Jouissant d’une éclatante notoriété dans les années 1930, Achard, devenu un visage iconique avec ses lunettes exagérément rondes, est joué dans toute l’Europe. À l’instar d’une génération d’écrivains et dramaturges (de Sacha Guitry à Henri Bernstein), il développe un sens et une ambition cinématographiques en tant que scénariste, dialoguiste puis réalisateur. Son nom reste aujourd’hui encore associé à des classiques du septième art grâce à ses collaborations avec Ernst Lubitsch (La Veuve joyeuse en 1934), Jean Grémillon (L’Étrange Monsieur Victor en 1938) et surtout Max Ophüls avec lequel il cosignera en 1953 les dialogues de Madame de…
On le voit aussi devant la caméra. Contribuant à la première réalisation de Jean de la Lune sous la direction de Jean Choux, en 1931, Achard finit par adapter son œuvre lui-même en 1949. Les rôles principaux sont confiés à Danielle Darrieux, François Périer et Pierre Dux. En 1957, ce dernier met en scène Patate au théâtre Saint-Georges à Paris. Cette pièce au succès écrasant restera six ans à l’affiche ! Jusqu’à éclipser les futures productions de l’« immortel ».
En 1949, neuf « musiques nouvelles » sont listées pour cette adaptation au cinéma par Marcel Achard de sa pièce de théâtre éponyme de 1929.
Le 28 mai 1959, Achard est élu à l’Académie française au fauteuil de l’écrivain André Chevrillon. « C’est la poésie qui est le charme de votre œuvre et le secret de votre réussite. Poésie parfois tendre et délicate, souvent franchement burlesque », prononce dans son discours Marcel Pagnol, qui lui donne son épée le 3 décembre de la même année.

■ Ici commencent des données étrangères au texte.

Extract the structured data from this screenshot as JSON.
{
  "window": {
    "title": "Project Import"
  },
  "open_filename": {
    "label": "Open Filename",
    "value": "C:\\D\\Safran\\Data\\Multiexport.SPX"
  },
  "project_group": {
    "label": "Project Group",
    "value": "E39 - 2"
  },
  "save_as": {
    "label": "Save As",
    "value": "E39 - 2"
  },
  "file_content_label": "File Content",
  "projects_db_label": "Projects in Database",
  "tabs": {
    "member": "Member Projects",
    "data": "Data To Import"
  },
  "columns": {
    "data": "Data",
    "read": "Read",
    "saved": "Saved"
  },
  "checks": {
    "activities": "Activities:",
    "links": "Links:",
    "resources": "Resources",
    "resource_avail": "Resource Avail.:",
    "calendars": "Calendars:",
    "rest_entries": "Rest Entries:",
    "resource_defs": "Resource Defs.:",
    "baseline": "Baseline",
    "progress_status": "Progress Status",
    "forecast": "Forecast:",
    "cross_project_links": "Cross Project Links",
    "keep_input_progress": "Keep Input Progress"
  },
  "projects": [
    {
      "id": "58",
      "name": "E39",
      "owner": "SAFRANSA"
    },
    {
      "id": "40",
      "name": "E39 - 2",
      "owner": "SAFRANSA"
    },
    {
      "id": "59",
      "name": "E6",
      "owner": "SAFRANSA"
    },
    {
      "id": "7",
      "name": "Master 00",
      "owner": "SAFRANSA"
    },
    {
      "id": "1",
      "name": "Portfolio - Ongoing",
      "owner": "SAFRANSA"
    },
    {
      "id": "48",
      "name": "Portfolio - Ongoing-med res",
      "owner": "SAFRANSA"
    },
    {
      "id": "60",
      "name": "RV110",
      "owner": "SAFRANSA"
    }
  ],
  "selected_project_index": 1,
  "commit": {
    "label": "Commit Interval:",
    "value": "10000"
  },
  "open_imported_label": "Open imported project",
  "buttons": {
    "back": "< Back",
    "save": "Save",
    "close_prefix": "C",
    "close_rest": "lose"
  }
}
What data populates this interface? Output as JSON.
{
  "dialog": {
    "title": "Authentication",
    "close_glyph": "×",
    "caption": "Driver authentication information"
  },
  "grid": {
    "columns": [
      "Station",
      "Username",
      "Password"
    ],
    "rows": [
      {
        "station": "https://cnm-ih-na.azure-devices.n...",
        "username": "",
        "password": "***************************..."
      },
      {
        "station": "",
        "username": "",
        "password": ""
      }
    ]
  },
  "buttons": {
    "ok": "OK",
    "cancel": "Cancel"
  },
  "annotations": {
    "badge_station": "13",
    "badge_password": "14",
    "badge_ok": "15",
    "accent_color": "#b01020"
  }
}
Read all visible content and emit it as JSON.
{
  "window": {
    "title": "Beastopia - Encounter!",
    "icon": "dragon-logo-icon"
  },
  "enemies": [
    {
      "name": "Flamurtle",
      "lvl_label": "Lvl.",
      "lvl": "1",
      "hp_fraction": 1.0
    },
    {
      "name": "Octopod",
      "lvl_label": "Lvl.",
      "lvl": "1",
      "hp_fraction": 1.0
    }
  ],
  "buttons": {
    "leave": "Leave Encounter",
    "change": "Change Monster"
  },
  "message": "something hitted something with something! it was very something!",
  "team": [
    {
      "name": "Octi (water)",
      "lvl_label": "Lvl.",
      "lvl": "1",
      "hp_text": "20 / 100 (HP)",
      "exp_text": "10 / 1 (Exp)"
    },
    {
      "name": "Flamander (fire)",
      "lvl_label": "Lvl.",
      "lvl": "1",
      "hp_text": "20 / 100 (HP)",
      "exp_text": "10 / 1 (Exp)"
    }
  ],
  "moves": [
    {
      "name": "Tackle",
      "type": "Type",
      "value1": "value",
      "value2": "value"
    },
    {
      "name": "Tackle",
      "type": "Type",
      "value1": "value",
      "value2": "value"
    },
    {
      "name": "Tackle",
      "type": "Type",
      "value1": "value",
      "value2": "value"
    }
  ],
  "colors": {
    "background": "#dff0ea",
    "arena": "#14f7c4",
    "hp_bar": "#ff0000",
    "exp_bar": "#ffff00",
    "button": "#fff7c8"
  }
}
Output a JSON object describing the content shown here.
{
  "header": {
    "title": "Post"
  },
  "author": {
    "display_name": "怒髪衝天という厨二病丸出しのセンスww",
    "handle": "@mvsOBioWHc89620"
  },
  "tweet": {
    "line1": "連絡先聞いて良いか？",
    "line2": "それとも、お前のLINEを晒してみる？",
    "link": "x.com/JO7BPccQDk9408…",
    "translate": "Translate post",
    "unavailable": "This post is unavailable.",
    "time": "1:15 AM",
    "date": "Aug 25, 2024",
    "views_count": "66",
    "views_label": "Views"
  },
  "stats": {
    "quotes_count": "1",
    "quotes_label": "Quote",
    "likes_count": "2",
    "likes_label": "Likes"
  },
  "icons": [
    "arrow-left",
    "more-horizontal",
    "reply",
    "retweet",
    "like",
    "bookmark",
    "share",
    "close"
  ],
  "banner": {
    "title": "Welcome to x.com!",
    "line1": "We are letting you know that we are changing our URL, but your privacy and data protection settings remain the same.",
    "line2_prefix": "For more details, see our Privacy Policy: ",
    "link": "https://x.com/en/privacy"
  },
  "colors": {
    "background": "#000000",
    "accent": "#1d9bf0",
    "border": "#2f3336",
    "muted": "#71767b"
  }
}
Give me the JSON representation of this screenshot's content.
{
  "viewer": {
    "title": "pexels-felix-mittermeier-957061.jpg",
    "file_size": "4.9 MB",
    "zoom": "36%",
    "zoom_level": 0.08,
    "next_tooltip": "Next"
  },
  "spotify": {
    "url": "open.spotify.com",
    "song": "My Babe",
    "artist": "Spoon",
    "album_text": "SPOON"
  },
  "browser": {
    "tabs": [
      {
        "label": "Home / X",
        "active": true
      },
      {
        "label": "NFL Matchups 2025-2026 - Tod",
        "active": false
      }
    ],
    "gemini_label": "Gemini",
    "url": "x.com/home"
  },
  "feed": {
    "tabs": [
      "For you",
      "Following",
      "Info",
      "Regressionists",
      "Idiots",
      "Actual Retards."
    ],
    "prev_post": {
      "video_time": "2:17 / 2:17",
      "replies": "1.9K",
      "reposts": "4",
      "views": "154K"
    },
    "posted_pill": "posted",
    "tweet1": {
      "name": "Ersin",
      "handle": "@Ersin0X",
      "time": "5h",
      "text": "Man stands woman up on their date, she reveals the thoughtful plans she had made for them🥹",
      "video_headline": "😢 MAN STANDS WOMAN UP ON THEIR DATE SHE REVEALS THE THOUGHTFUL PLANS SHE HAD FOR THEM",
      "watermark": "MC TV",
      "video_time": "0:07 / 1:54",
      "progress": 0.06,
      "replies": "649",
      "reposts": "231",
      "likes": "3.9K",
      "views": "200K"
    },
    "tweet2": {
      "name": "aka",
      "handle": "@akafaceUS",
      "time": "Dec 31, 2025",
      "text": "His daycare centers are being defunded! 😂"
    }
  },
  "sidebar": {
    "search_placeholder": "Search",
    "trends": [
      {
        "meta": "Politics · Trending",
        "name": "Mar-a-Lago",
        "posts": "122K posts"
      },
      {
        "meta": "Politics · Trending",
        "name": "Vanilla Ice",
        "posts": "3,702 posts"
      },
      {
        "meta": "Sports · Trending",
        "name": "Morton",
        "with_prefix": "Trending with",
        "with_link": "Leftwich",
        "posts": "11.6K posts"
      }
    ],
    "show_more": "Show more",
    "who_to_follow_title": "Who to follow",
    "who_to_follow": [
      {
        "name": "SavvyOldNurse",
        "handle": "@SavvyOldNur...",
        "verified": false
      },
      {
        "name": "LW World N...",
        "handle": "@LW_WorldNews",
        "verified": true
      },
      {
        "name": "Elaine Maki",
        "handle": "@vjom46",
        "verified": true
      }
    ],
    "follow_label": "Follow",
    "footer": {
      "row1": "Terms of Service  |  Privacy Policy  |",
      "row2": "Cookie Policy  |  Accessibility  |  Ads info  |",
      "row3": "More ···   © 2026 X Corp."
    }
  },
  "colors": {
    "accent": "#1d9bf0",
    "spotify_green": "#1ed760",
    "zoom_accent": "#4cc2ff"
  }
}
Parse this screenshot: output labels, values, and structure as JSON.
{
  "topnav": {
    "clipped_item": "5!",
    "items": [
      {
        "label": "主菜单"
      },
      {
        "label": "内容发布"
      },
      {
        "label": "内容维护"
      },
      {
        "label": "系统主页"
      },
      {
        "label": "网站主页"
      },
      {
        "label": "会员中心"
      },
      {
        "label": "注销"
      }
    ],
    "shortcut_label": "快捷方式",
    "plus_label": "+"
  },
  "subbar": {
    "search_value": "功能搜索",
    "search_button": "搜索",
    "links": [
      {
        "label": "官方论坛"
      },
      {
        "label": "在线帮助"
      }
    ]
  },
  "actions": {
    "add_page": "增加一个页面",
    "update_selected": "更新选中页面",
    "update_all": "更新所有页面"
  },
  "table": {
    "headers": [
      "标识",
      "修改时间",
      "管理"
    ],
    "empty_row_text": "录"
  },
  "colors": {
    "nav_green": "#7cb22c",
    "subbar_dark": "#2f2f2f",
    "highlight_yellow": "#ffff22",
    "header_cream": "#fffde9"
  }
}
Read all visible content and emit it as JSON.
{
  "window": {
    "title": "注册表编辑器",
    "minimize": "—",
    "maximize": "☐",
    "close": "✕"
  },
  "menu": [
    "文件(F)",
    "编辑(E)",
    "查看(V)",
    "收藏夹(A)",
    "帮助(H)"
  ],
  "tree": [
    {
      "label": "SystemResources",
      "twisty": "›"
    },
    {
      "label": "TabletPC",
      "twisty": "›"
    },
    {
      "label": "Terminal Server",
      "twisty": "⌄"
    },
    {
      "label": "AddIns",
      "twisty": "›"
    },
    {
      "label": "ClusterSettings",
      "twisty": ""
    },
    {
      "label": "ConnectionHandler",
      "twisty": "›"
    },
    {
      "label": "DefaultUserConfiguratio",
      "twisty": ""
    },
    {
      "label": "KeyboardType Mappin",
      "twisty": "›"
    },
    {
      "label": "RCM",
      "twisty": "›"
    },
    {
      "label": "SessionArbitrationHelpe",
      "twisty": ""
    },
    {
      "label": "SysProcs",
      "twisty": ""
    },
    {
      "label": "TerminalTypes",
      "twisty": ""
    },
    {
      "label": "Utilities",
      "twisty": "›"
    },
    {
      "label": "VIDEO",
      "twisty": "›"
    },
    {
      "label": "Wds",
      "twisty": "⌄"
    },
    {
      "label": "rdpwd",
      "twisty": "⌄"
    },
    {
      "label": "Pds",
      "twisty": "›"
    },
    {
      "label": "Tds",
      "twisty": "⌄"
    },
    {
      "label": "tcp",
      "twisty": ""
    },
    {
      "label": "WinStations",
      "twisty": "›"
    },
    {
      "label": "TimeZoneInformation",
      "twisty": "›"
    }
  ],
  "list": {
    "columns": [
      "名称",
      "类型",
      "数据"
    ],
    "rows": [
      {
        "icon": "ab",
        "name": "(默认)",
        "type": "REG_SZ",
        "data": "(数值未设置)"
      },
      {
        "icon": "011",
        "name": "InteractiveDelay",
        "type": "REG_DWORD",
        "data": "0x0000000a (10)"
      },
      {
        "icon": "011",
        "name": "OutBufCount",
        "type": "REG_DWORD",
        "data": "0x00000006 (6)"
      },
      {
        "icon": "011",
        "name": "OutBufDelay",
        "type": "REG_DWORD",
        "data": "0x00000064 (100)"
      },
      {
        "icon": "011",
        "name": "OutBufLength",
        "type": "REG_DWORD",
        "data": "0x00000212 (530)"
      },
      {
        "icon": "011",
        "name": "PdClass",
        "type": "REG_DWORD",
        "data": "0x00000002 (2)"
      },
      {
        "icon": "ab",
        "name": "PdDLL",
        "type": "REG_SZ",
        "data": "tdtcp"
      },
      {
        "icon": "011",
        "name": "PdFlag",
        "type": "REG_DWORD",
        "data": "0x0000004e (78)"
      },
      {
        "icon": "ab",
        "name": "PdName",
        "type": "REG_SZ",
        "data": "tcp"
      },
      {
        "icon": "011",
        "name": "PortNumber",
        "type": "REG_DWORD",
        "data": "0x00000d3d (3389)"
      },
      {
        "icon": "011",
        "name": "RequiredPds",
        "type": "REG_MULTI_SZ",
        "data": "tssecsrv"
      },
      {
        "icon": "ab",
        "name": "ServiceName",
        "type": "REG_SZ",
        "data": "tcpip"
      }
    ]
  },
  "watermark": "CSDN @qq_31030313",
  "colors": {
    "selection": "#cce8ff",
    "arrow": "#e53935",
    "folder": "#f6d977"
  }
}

Ionesco, Beckett, Duras, Genet… Alors qu’une nouvelle génération de dramaturges s’impose dès les années 1950 et que son théâtre est de plus en plus boudé par le public et la critique, la santé de Marcel Achard décline. Le 4 septembre 1974, foudroyé par un pré-coma diabétique, il s’éteint chez lui, dans le 7e arrondissement parisien. Conformément à ses dernières volontés, l’artiste est inhumé en présence de sa seule famille au cimetière de La Chaussée-Saint-Victor, près de Blois.